Les agneaux qui devaient être commercialisés à Pâques sont nés en novembre-décembre et, à ce moment-là, on ne parlait pas encore de coronavirus. Même si le conseiller ovin a ensuite demandé aux adhérents de freiner la production d’agneaux, il était trop tard. « Un autre problème vient du fait que les grandes surfaces ont commandé de l’agneau de Nouvelle-Zélande il y a déjà quelque temps. Ils vont d’abord essayer d’écouler ce qu’ils ont dans leurs frigos avant de penser à la production locale. Donc le marché risque d’être engorgé pour un bon moment. Et après Pâques, il ne faut pas s’attendre à une embellie au niveau de la consommation. »

 

 

Jérémie Gisselbrecht, éleveur ovin à Baldenheim, en Centre Alsace, n’est guère plus optimiste : « J’ai vendu un quart de ce que j’avais prévu pour Pâques », indique le jeune éleveur, qui s’est lancé dans l’élevage ovin en 2017. Les seuls agneaux qu’il a réussi à commercialiser l’ont été en direct, sous forme de colis. Et même par ce biais, les clients ne se bousculaient pas au portillon. « Il y a un mois, tout le monde me demandait de l’agneau et finalement, ceux qui sont venus m’en acheter ne sont même pas ceux qui m’ont appelé. C’est bizarre… », constate encore Jérémie Gisselbrecht, qui écoule habituellement 95 % de sa production via Agneau Terroir d’Alsace.

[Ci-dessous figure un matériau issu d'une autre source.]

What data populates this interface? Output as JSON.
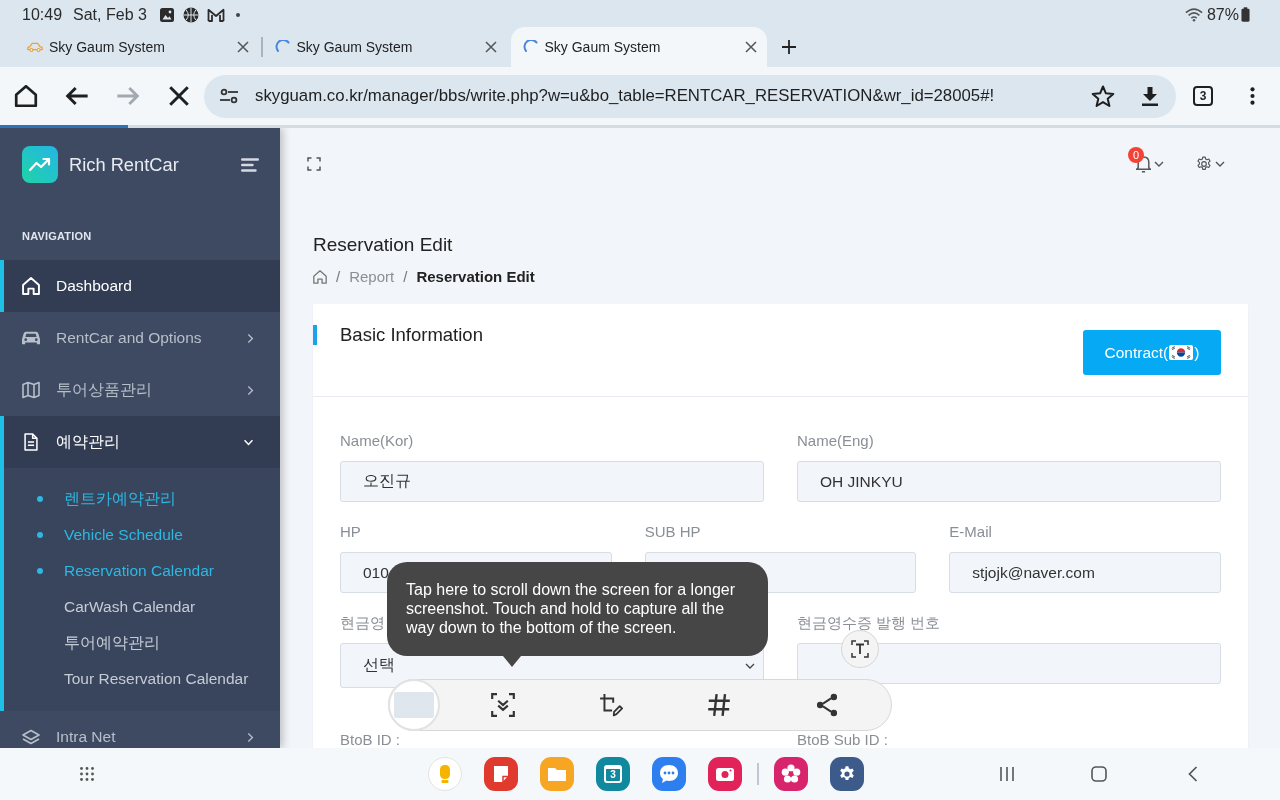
{
  "status_bar": {
    "time": "10:49",
    "date": "Sat, Feb 3",
    "notifications": [
      {
        "kind": "gallery"
      },
      {
        "kind": "basketball"
      },
      {
        "kind": "gmail"
      },
      {
        "kind": "more"
      }
    ],
    "battery": "87%"
  },
  "browser": {
    "tabs": [
      {
        "title": "Sky Gaum System",
        "loading": false,
        "selected": false
      },
      {
        "title": "Sky Gaum System",
        "loading": true,
        "selected": false
      },
      {
        "title": "Sky Gaum System",
        "loading": true,
        "selected": true
      }
    ],
    "nav_buttons": [
      {
        "kind": "home",
        "disabled": false
      },
      {
        "kind": "back",
        "disabled": false
      },
      {
        "kind": "forward",
        "disabled": true
      },
      {
        "kind": "stop",
        "disabled": false
      }
    ],
    "url": "skyguam.co.kr/manager/bbs/write.php?w=u&bo_table=RENTCAR_RESERVATION&wr_id=28005#!",
    "bookmarked": false,
    "tab_count": "3",
    "loading": {
      "level": 0.1
    }
  },
  "sidebar": {
    "brand": "Rich RentCar",
    "section": "NAVIGATION",
    "items": [
      {
        "label": "Dashboard",
        "kind": "link",
        "selected": true
      },
      {
        "label": "RentCar and Options",
        "kind": "menu",
        "selected": false,
        "expanded": false
      },
      {
        "label": "투어상품관리",
        "kind": "menu",
        "selected": false,
        "expanded": false
      },
      {
        "label": "예약관리",
        "kind": "menu",
        "selected": true,
        "expanded": true,
        "children": [
          {
            "label": "렌트카예약관리",
            "selected": true
          },
          {
            "label": "Vehicle Schedule",
            "selected": true
          },
          {
            "label": "Reservation Calendar",
            "selected": true
          },
          {
            "label": "CarWash Calendar",
            "selected": false
          },
          {
            "label": "투어예약관리",
            "selected": false
          },
          {
            "label": "Tour Reservation Calendar",
            "selected": false
          }
        ]
      },
      {
        "label": "Intra Net",
        "kind": "menu",
        "selected": false,
        "expanded": false
      }
    ]
  },
  "topbar": {
    "notification_count": "0"
  },
  "page": {
    "title": "Reservation Edit",
    "breadcrumb": {
      "separator": "/",
      "items": [
        {
          "label": "Report",
          "current": false
        },
        {
          "label": "Reservation Edit",
          "current": true
        }
      ]
    }
  },
  "card": {
    "title": "Basic Information",
    "contract_button": {
      "label_open": "Contract(",
      "label_close": ")"
    },
    "rows": [
      [
        {
          "label": "Name(Kor)",
          "kind": "text",
          "value": "오진규"
        },
        {
          "label": "Name(Eng)",
          "kind": "text",
          "value": "OH JINKYU"
        }
      ],
      [
        {
          "label": "HP",
          "kind": "text",
          "value": "010"
        },
        {
          "label": "SUB HP",
          "kind": "text"
        },
        {
          "label": "E-Mail",
          "kind": "text",
          "value": "stjojk@naver.com"
        }
      ],
      [
        {
          "label": "현금영",
          "kind": "select",
          "value": "선택"
        },
        {
          "label": "현금영수증 발행 번호",
          "kind": "text"
        }
      ],
      [
        {
          "label": "BtoB ID :",
          "kind": "label"
        },
        {
          "label": "BtoB Sub ID :",
          "kind": "label"
        }
      ]
    ]
  },
  "screenshot_toolbar": {
    "tooltip": "Tap here to scroll down the screen for a longer screenshot. Touch and hold to capture all the way down to the bottom of the screen.",
    "tools": [
      {
        "kind": "scroll_capture"
      },
      {
        "kind": "crop_edit"
      },
      {
        "kind": "tag"
      },
      {
        "kind": "share"
      }
    ]
  },
  "nav_bar": {
    "apps": [
      {
        "kind": "keep"
      },
      {
        "kind": "notes"
      },
      {
        "kind": "files"
      },
      {
        "kind": "calendar",
        "text": "3"
      },
      {
        "kind": "messages"
      },
      {
        "kind": "camera"
      }
    ],
    "recent_apps": [
      {
        "kind": "flower"
      },
      {
        "kind": "settings"
      }
    ]
  }
}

« On court après les gens »

Jérôme Maier, éleveur à Bassemberg dans la vallée de Villé, qui vend toute sa production en direct, fait état des mêmes difficultés. Lundi matin, il constatait une baisse des volumes de moitié par rapport à une année ordinaire. « D’habitude à Pâques, ce sont les clients qui nous appellent et, parfois, on n’arrive pas à assurer toutes les commandes. Cette année, c’est nous qui courons après les gens. » Dans les magasins de producteurs où il est présent, à Strasbourg, Villé et Wisches, il a le sentiment que la solidarité vis-à-vis des producteurs joue davantage. Néanmoins, la demande pour les grosses pièces telles que les gigots est en baisse et il n’est pas sûr que les consommateurs vont se rabattre sur les côtelettes et les tranches de gigot. Compte tenu des incertitudes, l’éleveur a été contraint d’annuler un créneau d’abattage à l’abattoir de Rambervillers, où il emmène ses animaux. « Le pire, ça aurait été de faire abattre les agneaux et de se retrouver avec la viande sur les bras. »

L’effondrement de la demande a des conséquences sur le terrain : les éleveurs vont devoir garder leurs agneaux dans les élevages. « Ceux qui sont finis, on peut les garder encore 15 jours en réduisant leur alimentation, mais pas plus, indique Jean-Pierre Saulet-Moes. Ceux à qui il manquait 5 à 8 kg, on peut encore les tirer un mois mais comme la commercialisation a pris du retard, ça va finir par se cumuler. » Le problème qui se pose est celui de la place disponible dans les bergeries mais aussi des frais supplémentaires liés à une période d’élevage plus longue. Les éleveurs adhérant à Agneau Terroir d’Alsace, qui bénéficient d’un prix fixe à l’année, craignent de ne plus être compétitifs lorsque le confinement sera fini.

Dans cet océan d’incertitude, Jérôme Maier espère, lui, que le beau temps va se maintenir après Pâques. « Si c’est le cas, les consommateurs vont se tourner vers les grillades et cela nous permettra peut-être d’écouler nos agneaux de Pâques ».